A "nil tenure" approach would mean imposing the same rules for bushfire management in National Parks, Crown Lands, the Forestry Corporation and all other government-owned land.
"That's certainly the submission I made to the inquiry, yes," he said.
"Whether that happens that will be a matter for government to consider after the inquiry reports back.
"But it's certainly that's something that I think is very worthy of consideration."
Mr Marshall has been campaigning to permit the use of cattle in national parks as a bushfire mitigation tactic since the fires went out.
He said he is "very confident" the NSW Independent Bushfire Inquiry will consider the idea.
"I'm hoping that the report does come down on the side of if not implementing it, at least trialing it or having an analysis of it," he said.
"I'm very confident that [the mitigation tactic] will be successful because it is being implemented and is being successful in other jurisdictions.
"I don't see that it would be any different in NSW."
The NSW government included the controversial proposal in a submission to the Commonwealth Royal Commission into the bushfire crisis, which Mr Marshall said shows the state is "interested in exploring" the idea further.
Cattle can already graze in parts of three NSW National Parks, and are used to reduce fuel loads in the ACT.
"We owe it to all the people that have lost their homes, their dwellings, unfortunately, loved ones to really make some significant changes in the way that we manage public land and try and manage fuel loads in the future," Mr Marshall said.
"To me, this is not the silver bullet but it has to be one of those things that we do."
In an interview in March, Mr Marshall said closing the National Parks and Wildlife service and amalgamating all state government land managers into a single super-agency "should" be considered as an option to fight future bushfires. He said that would help root out a silo mentality within government.
But cabinet colleague Environment Minister Matt Kean last year condemned the idea of allowing cattle into the state's national parks as "ridiculous".

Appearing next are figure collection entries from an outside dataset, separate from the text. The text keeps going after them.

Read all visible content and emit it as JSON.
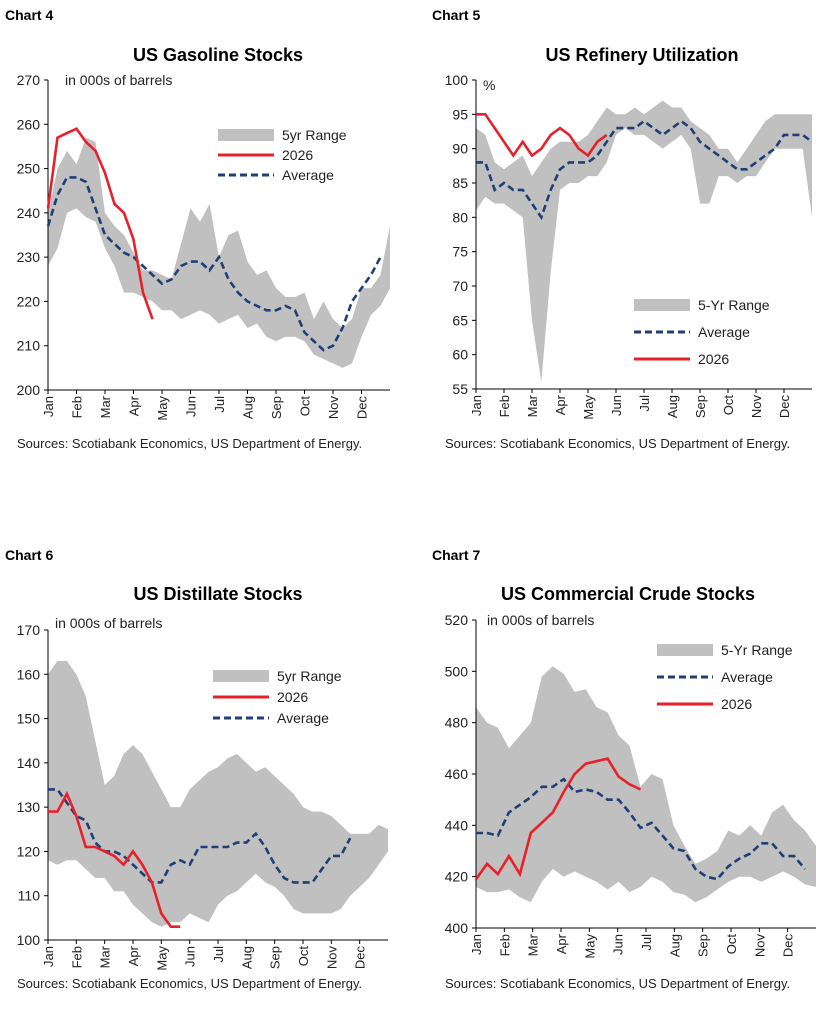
{
  "charts": [
    {
      "chart_number": "Chart 4",
      "source": "Sources: Scotiabank Economics, US Department of Energy.",
      "colors": {
        "range": "#c0c0c0",
        "current": "#e8202a",
        "average": "#1f3f76"
      },
      "chart_data": {
        "type": "area",
        "title": "US Gasoline Stocks",
        "unit_label": "in 000s of barrels",
        "ylim": [
          200,
          270
        ],
        "yticks": [
          200,
          210,
          220,
          230,
          240,
          250,
          260,
          270
        ],
        "months": [
          "Jan",
          "Feb",
          "Mar",
          "Apr",
          "May",
          "Jun",
          "Jul",
          "Aug",
          "Sep",
          "Oct",
          "Nov",
          "Dec"
        ],
        "legend": [
          "5yr Range",
          "2026",
          "Average"
        ],
        "range_upper": [
          240,
          250,
          254,
          251,
          257,
          256,
          240,
          237,
          235,
          231,
          227,
          227,
          226,
          225,
          233,
          241,
          238,
          242,
          230,
          235,
          236,
          229,
          226,
          227,
          223,
          221,
          221,
          222,
          216,
          220,
          216,
          214,
          216,
          223,
          223,
          226,
          237
        ],
        "range_lower": [
          228,
          232,
          240,
          241,
          239,
          238,
          232,
          228,
          222,
          222,
          221,
          220,
          218,
          218,
          216,
          217,
          218,
          217,
          215,
          216,
          217,
          214,
          215,
          212,
          211,
          212,
          212,
          211,
          208,
          207,
          206,
          205,
          206,
          212,
          217,
          219,
          223
        ],
        "average": [
          237,
          244,
          248,
          248,
          247,
          241,
          235,
          233,
          231,
          230,
          228,
          226,
          224,
          225,
          228,
          229,
          229,
          227,
          230,
          225,
          222,
          220,
          219,
          218,
          218,
          219,
          218,
          213,
          211,
          209,
          210,
          214,
          220,
          223,
          226,
          230
        ],
        "current": [
          241,
          257,
          258,
          259,
          256,
          254,
          249,
          242,
          240,
          234,
          222,
          216
        ]
      }
    },
    {
      "chart_number": "Chart 5",
      "source": "Sources: Scotiabank Economics, US Department of Energy.",
      "colors": {
        "range": "#c0c0c0",
        "current": "#e8202a",
        "average": "#1f3f76"
      },
      "chart_data": {
        "type": "area",
        "title": "US Refinery Utilization",
        "unit_label": "%",
        "ylim": [
          55,
          100
        ],
        "yticks": [
          55,
          60,
          65,
          70,
          75,
          80,
          85,
          90,
          95,
          100
        ],
        "months": [
          "Jan",
          "Feb",
          "Mar",
          "Apr",
          "May",
          "Jun",
          "Jul",
          "Aug",
          "Sep",
          "Oct",
          "Nov",
          "Dec"
        ],
        "legend": [
          "5-Yr Range",
          "Average",
          "2026"
        ],
        "range_upper": [
          93,
          92,
          88,
          87,
          88,
          89,
          86,
          88,
          90,
          91,
          91,
          91,
          92,
          94,
          96,
          95,
          95,
          96,
          95,
          96,
          97,
          96,
          96,
          94,
          93,
          92,
          90,
          90,
          88,
          90,
          92,
          94,
          95,
          95,
          95,
          95,
          95
        ],
        "range_lower": [
          81,
          83,
          82,
          82,
          81,
          80,
          65,
          56,
          72,
          84,
          85,
          85,
          86,
          86,
          88,
          92,
          93,
          92,
          92,
          91,
          90,
          91,
          92,
          90,
          82,
          82,
          86,
          86,
          85,
          86,
          86,
          88,
          90,
          90,
          90,
          90,
          80
        ],
        "average": [
          88,
          88,
          84,
          85,
          84,
          84,
          82,
          80,
          84,
          87,
          88,
          88,
          88,
          89,
          91,
          93,
          93,
          93,
          94,
          93,
          92,
          93,
          94,
          93,
          91,
          90,
          89,
          88,
          87,
          87,
          88,
          89,
          90,
          92,
          92,
          92,
          91
        ],
        "current": [
          95,
          95,
          93,
          91,
          89,
          91,
          89,
          90,
          92,
          93,
          92,
          90,
          89,
          91,
          92
        ]
      }
    },
    {
      "chart_number": "Chart 6",
      "source": "Sources: Scotiabank Economics, US Department of Energy.",
      "colors": {
        "range": "#c0c0c0",
        "current": "#e8202a",
        "average": "#1f3f76"
      },
      "chart_data": {
        "type": "area",
        "title": "US Distillate Stocks",
        "unit_label": "in 000s of barrels",
        "ylim": [
          100,
          170
        ],
        "yticks": [
          100,
          110,
          120,
          130,
          140,
          150,
          160,
          170
        ],
        "months": [
          "Jan",
          "Feb",
          "Mar",
          "Apr",
          "May",
          "Jun",
          "Jul",
          "Aug",
          "Sep",
          "Oct",
          "Nov",
          "Dec"
        ],
        "legend": [
          "5yr Range",
          "2026",
          "Average"
        ],
        "range_upper": [
          160,
          163,
          163,
          160,
          155,
          145,
          135,
          137,
          142,
          144,
          142,
          138,
          134,
          130,
          130,
          134,
          136,
          138,
          139,
          141,
          142,
          140,
          138,
          139,
          137,
          135,
          133,
          130,
          129,
          129,
          128,
          126,
          124,
          124,
          124,
          126,
          125
        ],
        "range_lower": [
          118,
          117,
          118,
          118,
          116,
          114,
          114,
          111,
          111,
          108,
          106,
          104,
          103,
          104,
          104,
          106,
          105,
          104,
          108,
          110,
          111,
          113,
          115,
          113,
          112,
          110,
          107,
          106,
          106,
          106,
          106,
          107,
          110,
          112,
          114,
          117,
          120
        ],
        "average": [
          134,
          134,
          131,
          128,
          127,
          122,
          120,
          120,
          119,
          117,
          115,
          113,
          113,
          117,
          118,
          117,
          121,
          121,
          121,
          121,
          122,
          122,
          124,
          121,
          117,
          114,
          113,
          113,
          113,
          116,
          119,
          119,
          123
        ],
        "current": [
          129,
          129,
          133,
          128,
          121,
          121,
          120,
          119,
          117,
          120,
          117,
          113,
          106,
          103,
          103
        ]
      }
    },
    {
      "chart_number": "Chart 7",
      "source": "Sources: Scotiabank Economics, US Department of Energy.",
      "colors": {
        "range": "#c0c0c0",
        "current": "#e8202a",
        "average": "#1f3f76"
      },
      "chart_data": {
        "type": "area",
        "title": "US Commercial Crude Stocks",
        "unit_label": "in 000s of barrels",
        "ylim": [
          400,
          520
        ],
        "yticks": [
          400,
          420,
          440,
          460,
          480,
          500,
          520
        ],
        "months": [
          "Jan",
          "Feb",
          "Mar",
          "Apr",
          "May",
          "Jun",
          "Jul",
          "Aug",
          "Sep",
          "Oct",
          "Nov",
          "Dec"
        ],
        "legend": [
          "5-Yr Range",
          "Average",
          "2026"
        ],
        "range_upper": [
          486,
          480,
          478,
          470,
          475,
          480,
          498,
          502,
          499,
          492,
          493,
          486,
          484,
          475,
          471,
          455,
          460,
          458,
          440,
          432,
          425,
          427,
          430,
          438,
          436,
          440,
          436,
          445,
          448,
          442,
          438,
          432
        ],
        "range_lower": [
          416,
          414,
          414,
          415,
          412,
          410,
          418,
          423,
          420,
          422,
          420,
          418,
          415,
          418,
          414,
          416,
          420,
          418,
          414,
          413,
          410,
          412,
          415,
          418,
          420,
          420,
          418,
          420,
          422,
          420,
          417,
          416
        ],
        "average": [
          437,
          437,
          436,
          445,
          448,
          451,
          455,
          455,
          458,
          453,
          454,
          453,
          450,
          450,
          445,
          439,
          441,
          436,
          431,
          430,
          423,
          420,
          419,
          424,
          427,
          429,
          433,
          433,
          428,
          428,
          423
        ],
        "current": [
          419,
          425,
          421,
          428,
          421,
          437,
          441,
          445,
          453,
          460,
          464,
          465,
          466,
          459,
          456,
          454
        ]
      }
    }
  ]
}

Nature Conservation Council Communications Manager James Tremain also condemned the idea, saying the bushfire mitigation strategy has been proven not to work.
"This is an example of how bereft of original ideas the National Party is," he said.
"Every time that there's a bushfire, every time there's a drought, you can guarantee they'll come up with the same worn old idea.
"It seeks to distract regional communities from the real challenges that we're facing, and that is, dealing with climate change.
"If you've got a problem with drought, deal with climate change."